判例時報2164号で紹介された事例です(東京地裁平成24年8月8日決定)。




平成20年9月,ある会社の代表者が会社とともに破産手続の開始決定を受けました。

申立時の債権者は16名,債権額は約8.9億円であったということですので,結構な規模の破産案件です。



会社の破産手続きは平成22年2月に終了しましたが,代表者個人の破産手続は平成24年7月までかかっていますので,足かけ約4年間にも及ぶ長期未済案件となっていたようです。現在の運用では,通常,何の問題もない破産事件であれば3か月程度で終結しますし,勿論,管財業務の内容によってはもっと時間がかかることも多いとはいえ,4年間というのは結構な期間です。



というのも,この件では,代表者個人による財産隠匿行為が見つかり,その処理のために破産管財人はてんてこ舞いさせられたようです。



例えば,代表者は破産申立時の資産目録にある預金口座の存在を記載せず,その残高は約225万円にも上っており,その他出資金や満期金なども含めると約404万円もの価値のある口座の存在を記載していなかったということです。

この口座の存在は破産手続後に管財人に発覚しました。その際,代表者はこの口座を解約しようとしていたということです。




また,代表者名義の賃貸アパートや駐車場の賃料入金口座を隠しており,これについても破産手続後に管財人にバレています。



さらに,管財人が任意売却に伴ってだと思いますが,自宅建物から退去するように求められたのに,退去せず,裁判所から引渡命令(破産法156条)がされたのにさらに退去を拒み,管財人が強制執行の申立をするに至ってようやく退去したということです。




また,未登記建物を破産手続後に登記したうえで第三者に移転登記,管財人が抹消登記手続のための訴訟提起せざるを得なくなるなどもしています。

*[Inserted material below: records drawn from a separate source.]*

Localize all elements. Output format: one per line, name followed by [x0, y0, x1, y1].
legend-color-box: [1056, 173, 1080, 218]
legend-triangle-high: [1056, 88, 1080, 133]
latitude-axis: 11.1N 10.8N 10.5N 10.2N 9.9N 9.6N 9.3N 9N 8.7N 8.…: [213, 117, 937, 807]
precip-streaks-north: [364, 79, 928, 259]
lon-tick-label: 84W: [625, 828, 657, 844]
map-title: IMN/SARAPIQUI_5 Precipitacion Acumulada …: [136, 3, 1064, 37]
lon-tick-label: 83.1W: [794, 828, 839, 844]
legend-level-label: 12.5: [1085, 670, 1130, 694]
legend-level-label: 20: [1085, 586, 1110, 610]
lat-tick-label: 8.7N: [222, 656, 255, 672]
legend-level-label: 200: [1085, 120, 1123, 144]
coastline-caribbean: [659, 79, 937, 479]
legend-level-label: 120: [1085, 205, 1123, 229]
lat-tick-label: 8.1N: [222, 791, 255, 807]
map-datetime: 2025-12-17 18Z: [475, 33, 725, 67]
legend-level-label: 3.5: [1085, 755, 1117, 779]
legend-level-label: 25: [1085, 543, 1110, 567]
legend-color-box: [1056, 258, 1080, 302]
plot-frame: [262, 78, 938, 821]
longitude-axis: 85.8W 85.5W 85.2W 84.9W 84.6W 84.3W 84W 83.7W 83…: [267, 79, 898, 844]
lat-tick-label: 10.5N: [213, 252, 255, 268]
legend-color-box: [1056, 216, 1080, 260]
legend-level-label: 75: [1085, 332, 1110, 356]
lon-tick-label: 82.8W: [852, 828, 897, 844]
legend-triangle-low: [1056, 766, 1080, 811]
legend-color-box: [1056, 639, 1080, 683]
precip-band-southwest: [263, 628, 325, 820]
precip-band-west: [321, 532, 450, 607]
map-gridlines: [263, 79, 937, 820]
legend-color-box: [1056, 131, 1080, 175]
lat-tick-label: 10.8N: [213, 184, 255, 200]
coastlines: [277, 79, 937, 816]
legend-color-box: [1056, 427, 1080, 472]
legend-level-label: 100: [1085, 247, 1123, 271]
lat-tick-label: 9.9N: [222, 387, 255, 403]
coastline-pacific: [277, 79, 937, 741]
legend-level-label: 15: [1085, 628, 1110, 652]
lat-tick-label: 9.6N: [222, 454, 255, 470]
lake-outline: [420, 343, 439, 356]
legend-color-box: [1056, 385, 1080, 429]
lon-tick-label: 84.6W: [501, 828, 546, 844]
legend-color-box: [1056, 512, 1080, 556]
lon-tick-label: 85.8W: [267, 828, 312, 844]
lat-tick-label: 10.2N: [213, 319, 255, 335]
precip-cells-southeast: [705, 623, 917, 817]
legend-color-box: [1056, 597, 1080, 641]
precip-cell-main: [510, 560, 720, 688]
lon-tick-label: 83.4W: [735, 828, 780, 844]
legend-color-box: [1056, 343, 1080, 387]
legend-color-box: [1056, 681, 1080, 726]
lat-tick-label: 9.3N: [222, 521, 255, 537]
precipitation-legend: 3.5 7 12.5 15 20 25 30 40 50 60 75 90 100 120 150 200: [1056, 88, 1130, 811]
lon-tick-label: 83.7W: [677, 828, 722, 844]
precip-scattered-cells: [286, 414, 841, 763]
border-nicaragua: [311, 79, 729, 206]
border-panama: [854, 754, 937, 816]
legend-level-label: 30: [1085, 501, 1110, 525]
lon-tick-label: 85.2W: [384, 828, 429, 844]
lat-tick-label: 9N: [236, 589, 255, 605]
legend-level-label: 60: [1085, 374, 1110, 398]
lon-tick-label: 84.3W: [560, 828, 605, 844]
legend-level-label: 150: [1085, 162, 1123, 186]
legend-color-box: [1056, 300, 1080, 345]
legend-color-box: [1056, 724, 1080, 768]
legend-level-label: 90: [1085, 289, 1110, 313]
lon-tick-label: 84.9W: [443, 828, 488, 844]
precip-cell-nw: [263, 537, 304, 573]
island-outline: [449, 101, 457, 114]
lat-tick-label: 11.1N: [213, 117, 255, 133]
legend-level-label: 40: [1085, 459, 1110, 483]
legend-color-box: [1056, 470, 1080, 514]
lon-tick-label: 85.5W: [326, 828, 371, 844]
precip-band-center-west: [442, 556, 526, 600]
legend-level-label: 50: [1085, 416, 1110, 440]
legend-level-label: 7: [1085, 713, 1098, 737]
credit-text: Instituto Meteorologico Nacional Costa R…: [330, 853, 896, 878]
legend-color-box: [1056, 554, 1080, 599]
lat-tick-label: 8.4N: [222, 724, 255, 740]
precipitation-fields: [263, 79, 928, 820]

上記のような代表者(破産者)の行為は,破産法に定める財産の隠匿,管財人の職務妨害という免責不許可事由に該当し,さらに,裁量によっても免責させるのは相当ではないとして,免責不許可となりました(管財人の意見も免責不相当)。



免責不許可となれば,債務は負い続けるということになります。何のために破産手続を採ったのか知りませんが,当然の結末ですね。



しかし,申立代理人の弁護士がいたはずですが,何をしていたのでしょうか。。コントロール不能の状態に陥っているようです。



なお,この件が抗告されているかどうかは不明です。